The CSU also continues a trend of attracting a diverse group of students.  Based on self-reported statistical data, no ethnic or racial group forms a majority among CSU undergraduate applicants.  The share of Latino applicants continues to increase.  A snapshot as of Nov. 30 shows 99,558 undergraduate applicants who self-identify Hispanic or Latino – up from 86,147 at this point last year.  The number of applicants self-identifying as African American, American Indian, Asian or Hawaiian/Pacific Islander also increased from fall 2012 to fall 2013 ­– with a relatively constant share of the total.

“The CSU reflects the diversity of California because we have made it our mission to educate all communities in the state,” said Nathan Evans, director of CSU Enrollment Management Services.  “The public demand for higher education has never been greater, yet the university struggles to meet that demand in a climate of unreliable state funding.”

The system held applications from new students pending the outcome of Proposition 30, which threatened a direct impact on funded enrollment targets due to the potential for $250 million in trigger cuts.  Having avoided those cuts, campuses are currently processing applications.

However, Proposition 30 itself does not provide funds necessary to meet current and future enrollment demand.  This led the CSU Board of Trustees in November to approve a budget for the 2013-14 fiscal year that calls for state reinvestment in the CSU.

“The ability of the CSU to educate California’s workforce depends on a positive commitment from the state,” said Robert Turnage, assistant vice chancellor for budget.  “The CSU proposal balances continuing state fiscal challenges with the right of current and future students to receive a quality university education.”

 

Doctor of Nursing Practice, other programs, continue taking applications

Even though most campuses completed their fall 2013 application period for undergraduates, opportunities to apply to graduate programs are still available.  These include the Doctor of Education and Doctor of Physical Therapy programs.

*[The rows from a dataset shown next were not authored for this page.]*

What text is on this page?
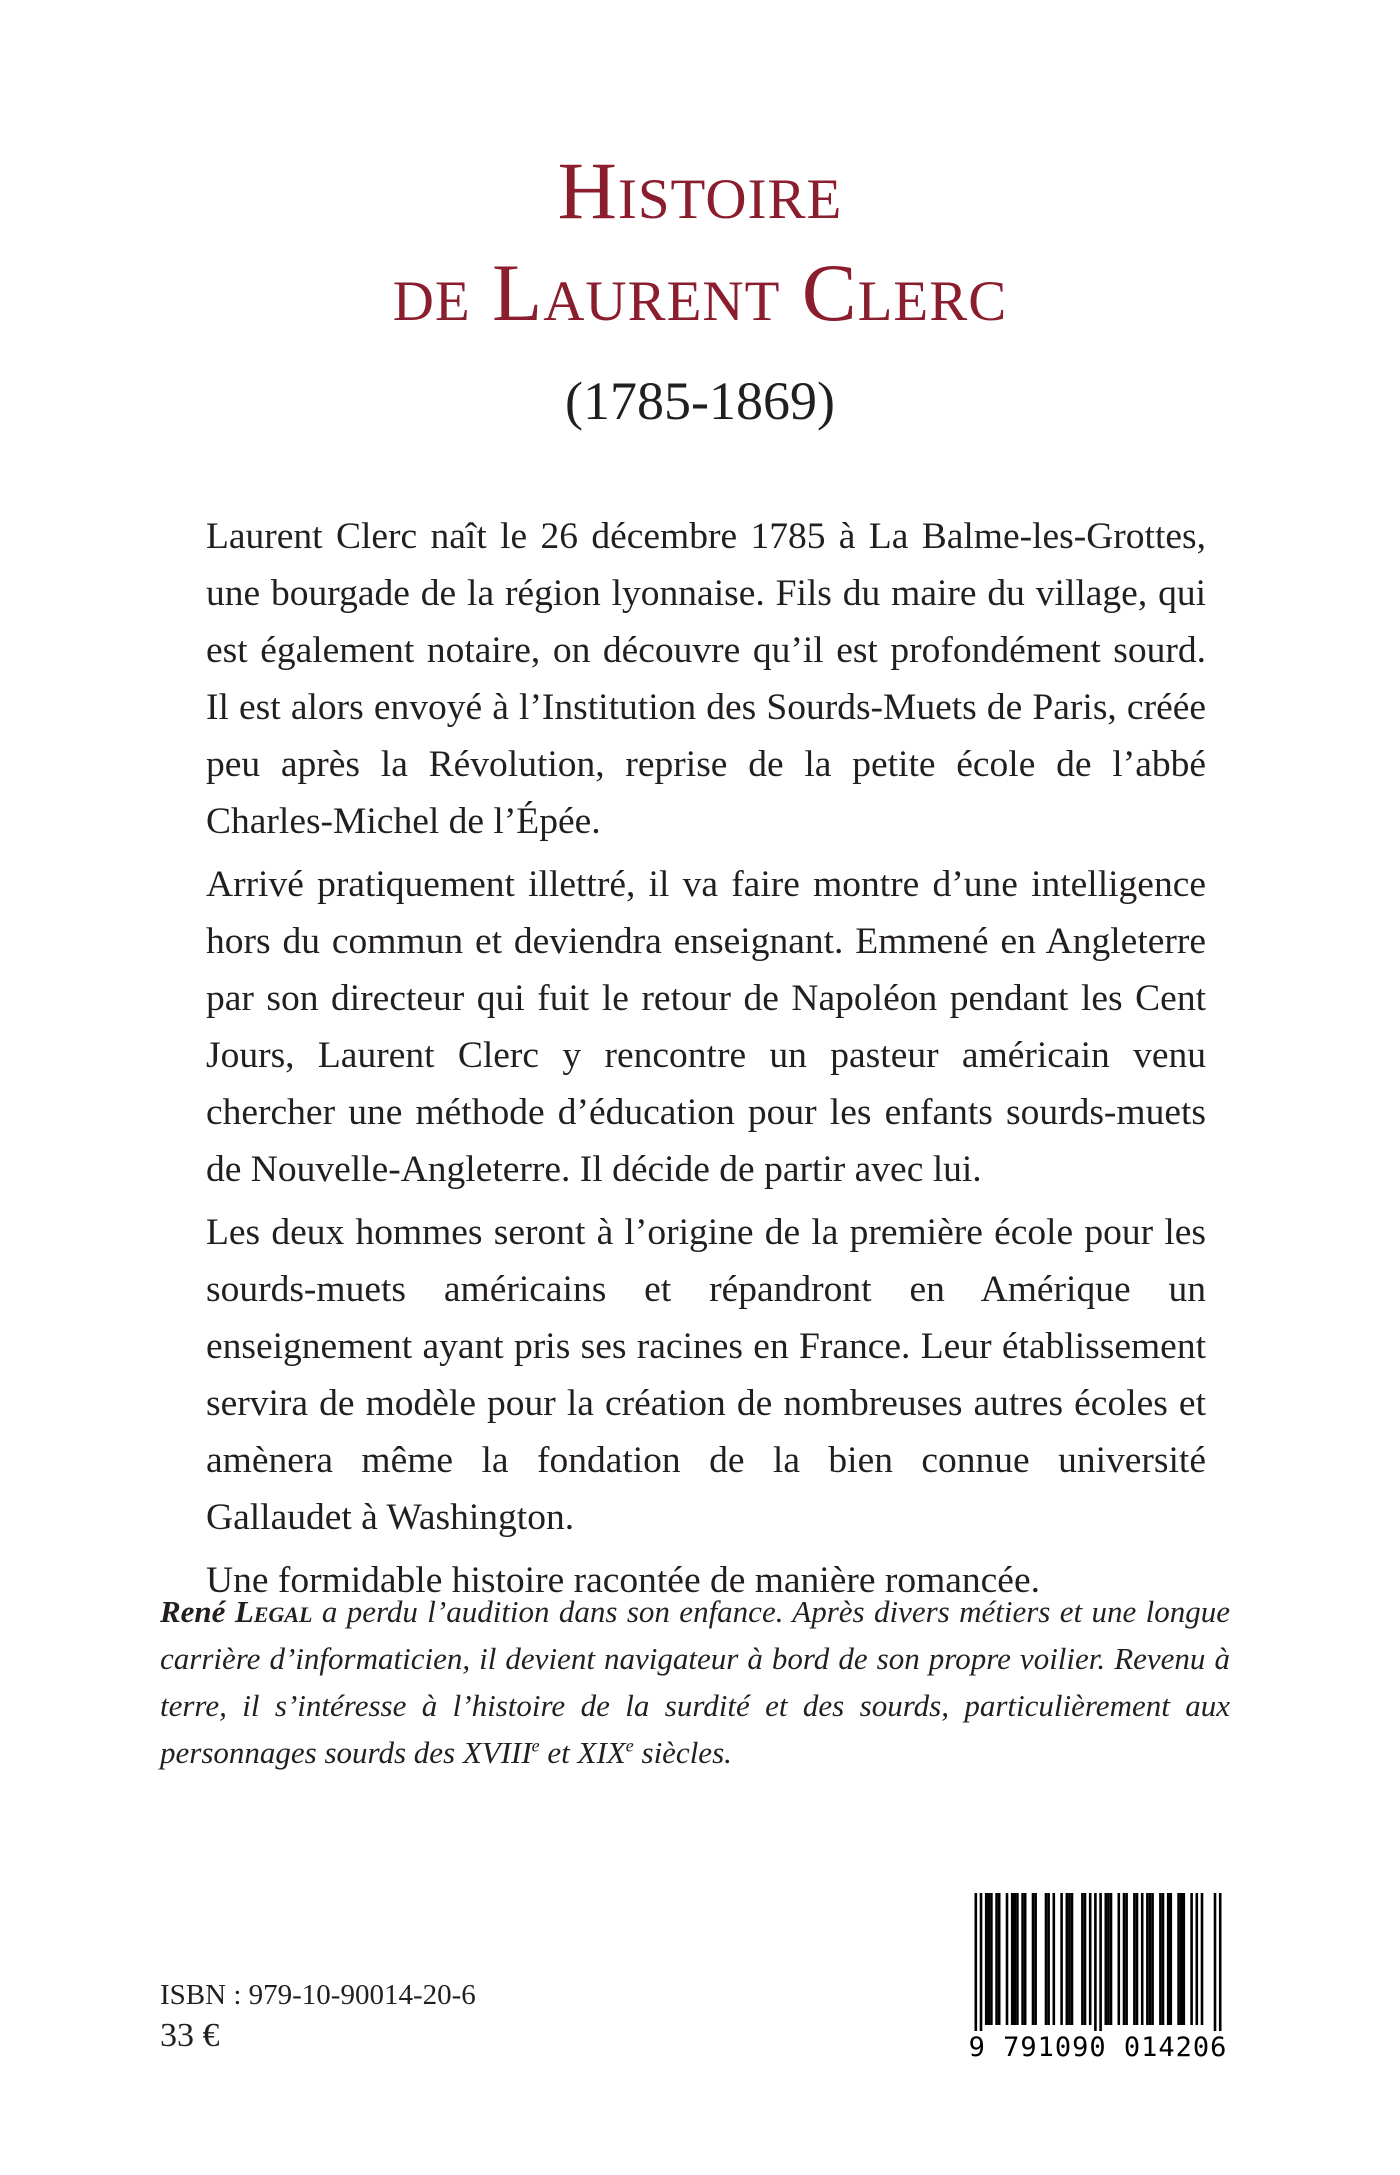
Histoire
de Laurent Clerc
(1785-1869)

Laurent Clerc naît le 26 décembre 1785 à La Balme-les-Grottes, une bourgade de la région lyonnaise. Fils du maire du village, qui est également notaire, on découvre qu’il est profondément sourd. Il est alors envoyé à l’Institution des Sourds-Muets de Paris, créée peu après la Révolution, reprise de la petite école de l’abbé Charles-Michel de l’Épée.

Arrivé pratiquement illettré, il va faire montre d’une intelligence hors du commun et deviendra enseignant. Emmené en Angleterre par son directeur qui fuit le retour de Napoléon pendant les Cent Jours, Laurent Clerc y rencontre un pasteur américain venu chercher une méthode d’éducation pour les enfants sourds-muets de Nouvelle-Angleterre. Il décide de partir avec lui.

Les deux hommes seront à l’origine de la première école pour les sourds-muets américains et répandront en Amérique un enseignement ayant pris ses racines en France. Leur établissement servira de modèle pour la création de nombreuses autres écoles et amènera même la fondation de la bien connue université Gallaudet à Washington.

Une formidable histoire racontée de manière romancée.

René Legal a perdu l’audition dans son enfance. Après divers métiers et une longue carrière d’informaticien, il devient navigateur à bord de son propre voilier. Revenu à terre, il s’intéresse à l’histoire de la surdité et des sourds, particulièrement aux personnages sourds des XVIIIe et XIXe siècles.
ISBN : 979-10-90014-20-6
33 €	9 791090 014206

The CSU Fullerton-Long Beach-Los Angeles and Fresno State-San José State joint Doctor of Nursing Practice (DNP) programs also remain open.  Learn more about the DNP programs.

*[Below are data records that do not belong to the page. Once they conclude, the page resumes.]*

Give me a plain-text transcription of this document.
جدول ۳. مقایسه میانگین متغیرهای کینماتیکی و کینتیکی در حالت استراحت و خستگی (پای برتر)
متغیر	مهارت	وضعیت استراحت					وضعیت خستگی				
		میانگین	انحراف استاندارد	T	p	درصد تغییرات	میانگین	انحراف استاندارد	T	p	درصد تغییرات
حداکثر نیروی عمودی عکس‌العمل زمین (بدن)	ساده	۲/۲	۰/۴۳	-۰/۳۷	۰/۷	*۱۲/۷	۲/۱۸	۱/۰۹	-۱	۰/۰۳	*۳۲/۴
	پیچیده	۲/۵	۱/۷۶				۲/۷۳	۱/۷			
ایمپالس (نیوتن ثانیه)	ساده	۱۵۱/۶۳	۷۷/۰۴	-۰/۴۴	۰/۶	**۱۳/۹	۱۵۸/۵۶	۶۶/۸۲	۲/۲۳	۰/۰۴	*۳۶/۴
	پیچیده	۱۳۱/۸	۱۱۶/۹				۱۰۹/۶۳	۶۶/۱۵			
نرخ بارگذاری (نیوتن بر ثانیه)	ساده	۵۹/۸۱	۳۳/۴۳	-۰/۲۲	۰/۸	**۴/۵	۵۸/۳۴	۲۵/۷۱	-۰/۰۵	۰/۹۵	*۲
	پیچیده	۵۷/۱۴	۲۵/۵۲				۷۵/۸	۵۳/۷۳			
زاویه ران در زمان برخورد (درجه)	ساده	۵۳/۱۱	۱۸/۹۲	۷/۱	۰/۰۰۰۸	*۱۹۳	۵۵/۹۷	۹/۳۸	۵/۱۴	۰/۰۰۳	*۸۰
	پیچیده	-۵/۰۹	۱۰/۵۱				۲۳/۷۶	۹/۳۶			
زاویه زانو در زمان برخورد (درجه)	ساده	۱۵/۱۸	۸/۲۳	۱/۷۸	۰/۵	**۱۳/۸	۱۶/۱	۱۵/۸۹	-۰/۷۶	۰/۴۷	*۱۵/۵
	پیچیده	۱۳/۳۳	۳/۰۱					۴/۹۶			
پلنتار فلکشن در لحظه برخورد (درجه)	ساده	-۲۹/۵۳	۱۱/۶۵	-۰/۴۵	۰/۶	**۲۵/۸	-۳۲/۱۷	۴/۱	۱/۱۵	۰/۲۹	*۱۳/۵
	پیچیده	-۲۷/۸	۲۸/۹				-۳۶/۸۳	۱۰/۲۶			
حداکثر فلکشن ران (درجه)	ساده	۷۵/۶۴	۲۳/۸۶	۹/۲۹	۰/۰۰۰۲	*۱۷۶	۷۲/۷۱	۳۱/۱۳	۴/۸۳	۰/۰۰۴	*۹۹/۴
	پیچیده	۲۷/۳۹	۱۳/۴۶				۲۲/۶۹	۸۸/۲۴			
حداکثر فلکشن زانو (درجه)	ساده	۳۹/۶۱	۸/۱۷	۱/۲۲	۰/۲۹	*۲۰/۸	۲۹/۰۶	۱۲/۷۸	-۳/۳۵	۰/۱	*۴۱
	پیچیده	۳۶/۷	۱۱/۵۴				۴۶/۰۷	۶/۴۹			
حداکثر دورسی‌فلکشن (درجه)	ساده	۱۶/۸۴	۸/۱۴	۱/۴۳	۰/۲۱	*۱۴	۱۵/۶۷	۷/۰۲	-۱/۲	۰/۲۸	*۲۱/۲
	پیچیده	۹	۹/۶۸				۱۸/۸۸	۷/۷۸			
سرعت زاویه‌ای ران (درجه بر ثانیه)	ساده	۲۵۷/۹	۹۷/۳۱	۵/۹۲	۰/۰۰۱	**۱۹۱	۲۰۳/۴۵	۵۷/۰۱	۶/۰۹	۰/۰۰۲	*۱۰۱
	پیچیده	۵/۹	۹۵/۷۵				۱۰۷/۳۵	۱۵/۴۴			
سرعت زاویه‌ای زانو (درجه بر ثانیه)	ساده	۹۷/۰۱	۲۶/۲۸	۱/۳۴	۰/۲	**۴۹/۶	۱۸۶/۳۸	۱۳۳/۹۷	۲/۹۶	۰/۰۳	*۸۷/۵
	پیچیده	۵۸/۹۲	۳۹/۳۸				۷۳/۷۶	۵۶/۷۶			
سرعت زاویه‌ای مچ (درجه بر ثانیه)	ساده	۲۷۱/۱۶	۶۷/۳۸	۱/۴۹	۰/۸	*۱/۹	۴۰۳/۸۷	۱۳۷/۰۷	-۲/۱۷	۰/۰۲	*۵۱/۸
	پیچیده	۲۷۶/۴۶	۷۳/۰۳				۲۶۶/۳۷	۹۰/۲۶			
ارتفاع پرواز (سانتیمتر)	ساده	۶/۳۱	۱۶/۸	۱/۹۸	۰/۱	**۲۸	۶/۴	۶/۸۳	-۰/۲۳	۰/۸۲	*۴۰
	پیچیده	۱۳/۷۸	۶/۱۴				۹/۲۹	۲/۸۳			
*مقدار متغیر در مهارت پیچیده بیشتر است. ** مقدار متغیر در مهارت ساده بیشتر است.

Check out a complete list of open campuses and programs at the graduate and undergraduate level on [CSU Mentor].  Please review the linked notices related to your campus of choice.

 

About the California State University

The California State University is the largest system of senior higher education in the country, with 23 campuses, approximately 427,000 students and 44,000 faculty and staff. The CSU awards over 95,000 degrees annually and since its creation in 1961 has conferred nearly 2.6 million.